Abstract
Abstract. We present a study on the characteristics of the sea breeze flow at a coastal site located in the centre of the Mediterranean basin at the southern tip of Italy. This study is finalized to add new data on breeze circulations over a narrow peninsula and present a unique experimental coastal site at about 600 m from the coastline in a flat open area at the foot of a mountain chain located in a region of complex orography. We study the seasonal behaviour of the sea-land breeze circulation by analysing two years of hourly data of wind speed and direction, temperature, radiation and relative humidity from a surface meteorological station, eighteen-months data from a wind profiler, and two-year data from the ECMWF analysis. Results show that breezes dominate the local circulation and play a major role for the local climate. They are modulated by the season, through the sea-land temperature difference and the large-scale flow. The large-scale forcing acts in phase with the diurnal breeze and opposes the nocturnal breeze.

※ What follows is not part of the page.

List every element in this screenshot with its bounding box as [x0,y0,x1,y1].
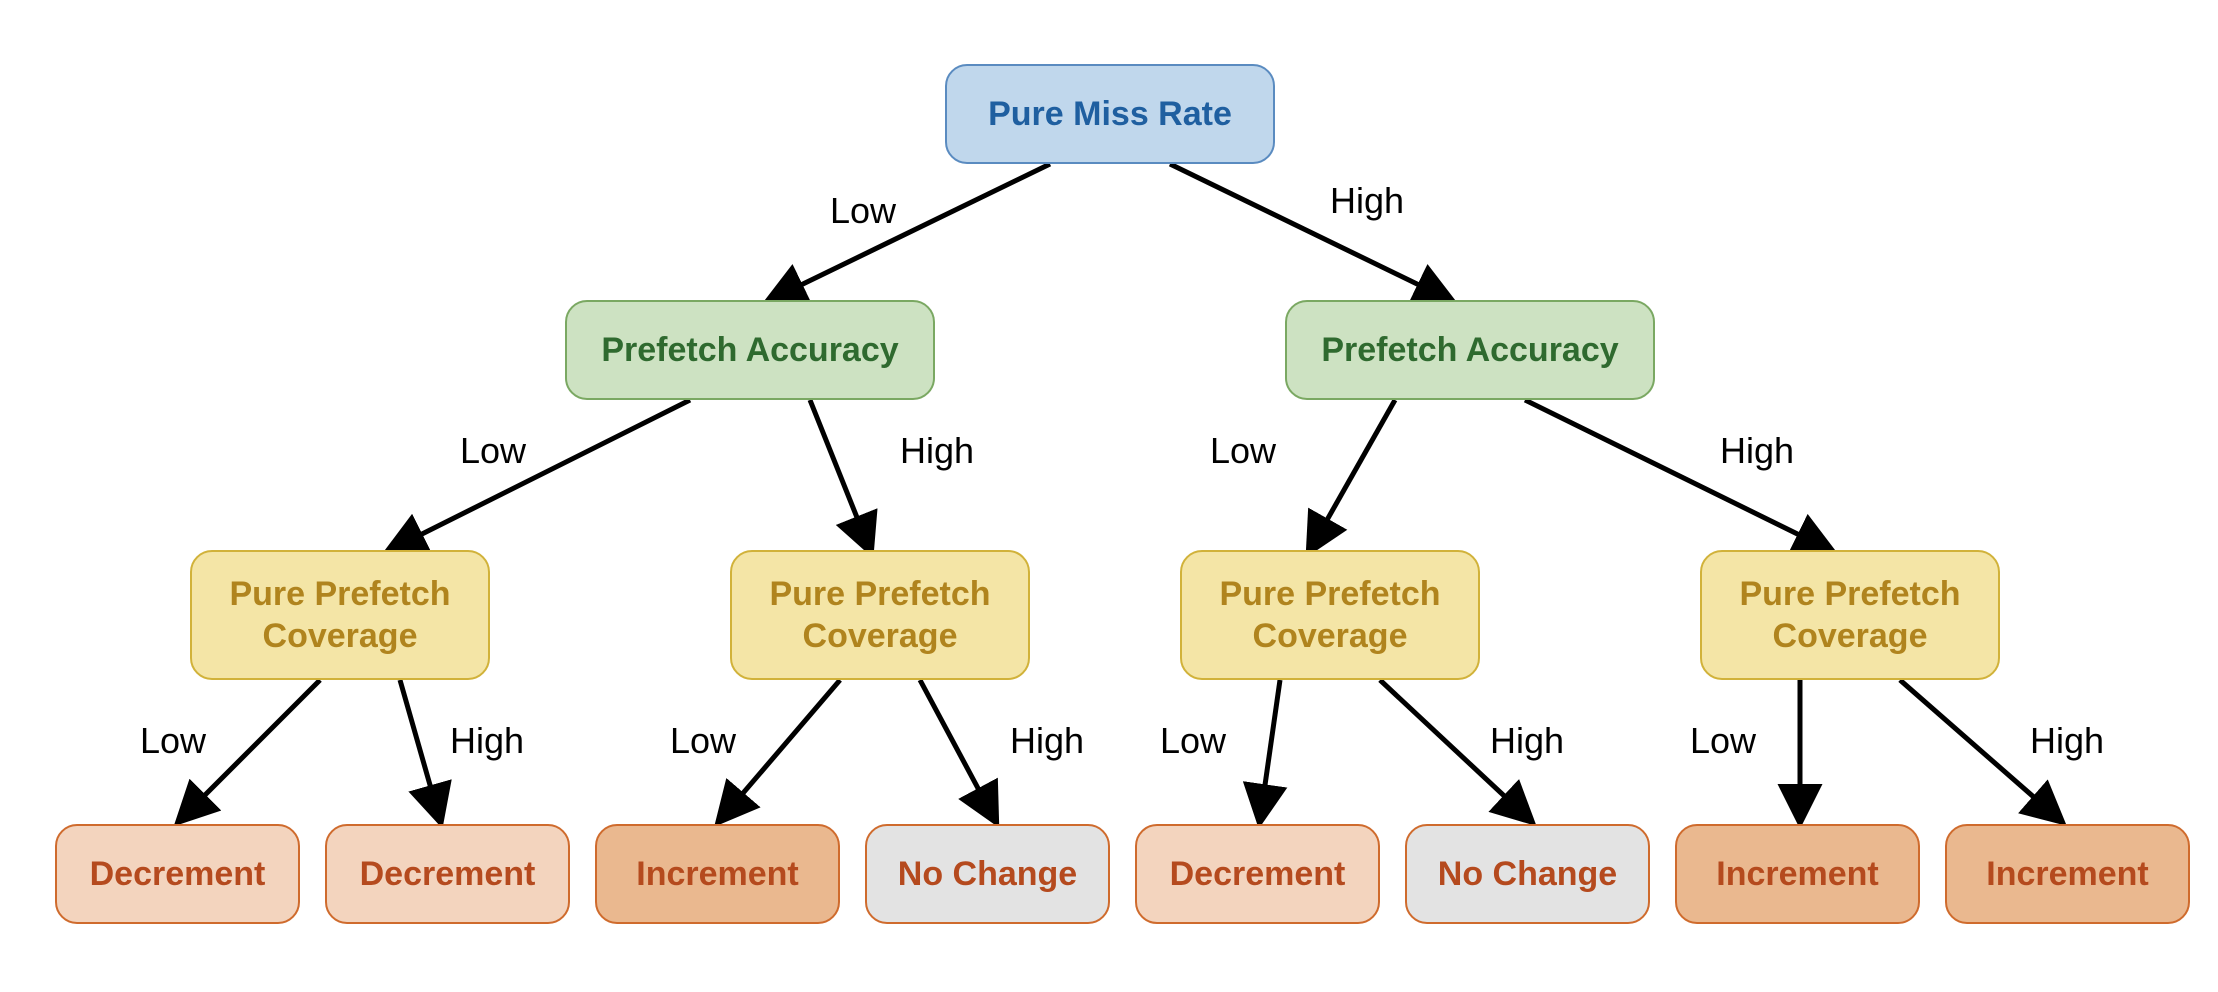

In summer, the daytime difference between the land surface temperature and the SST (Sea Surface Temperature) reaches its maximum, while the nigh-time difference has its minimum. This causes a strong, frequent and intense diurnal breeze and a weak nocturnal breeze. In winter and fall the nocturnal difference between the sea and land surface temperature reaches a maximum value, while the diurnal difference is at its minimum value. This causes a strong, frequent and intense nocturnal breeze despite of the large-scale forcing that is usually opposed to local-scale flow.
Highlights
Modeling the adjustment of the onshore flow inland from the coastal discontinuity in meso-scale models is still a challenge being limited by the resolution of the model grid and by the availability of comprehensive databases
While previous studies over Calabria were based on modelling the breezes, this paper focuses on experimental data collected at the Joint CRATI/ISAC-CNR site of Lamezia Terme, at the centre of the Tyrrhenian coast (Fig. 1) and at the end of the only west-east valley connecting the Tyrrhenian and Ionian seas
The breeze circulation does not develop and the local circulation is dominated by the large-scale wind
Summary
Local wind patterns can develop because of the differential heating between the ground surface and the free atmosphere at the same elevation some distance away. The limited width of the peninsula, allows two situations (i) the upslope – down-slope breeze and the sea-land breeze merge (ii) the Tyrrhenian and the Ionian Sea breeze can converge at the centre of the peninsula creating cloud formation and very local precipitations (De Leo et al, 2008). There is another important factor that favours the breeze development in Calabria: the Mediterranean climate.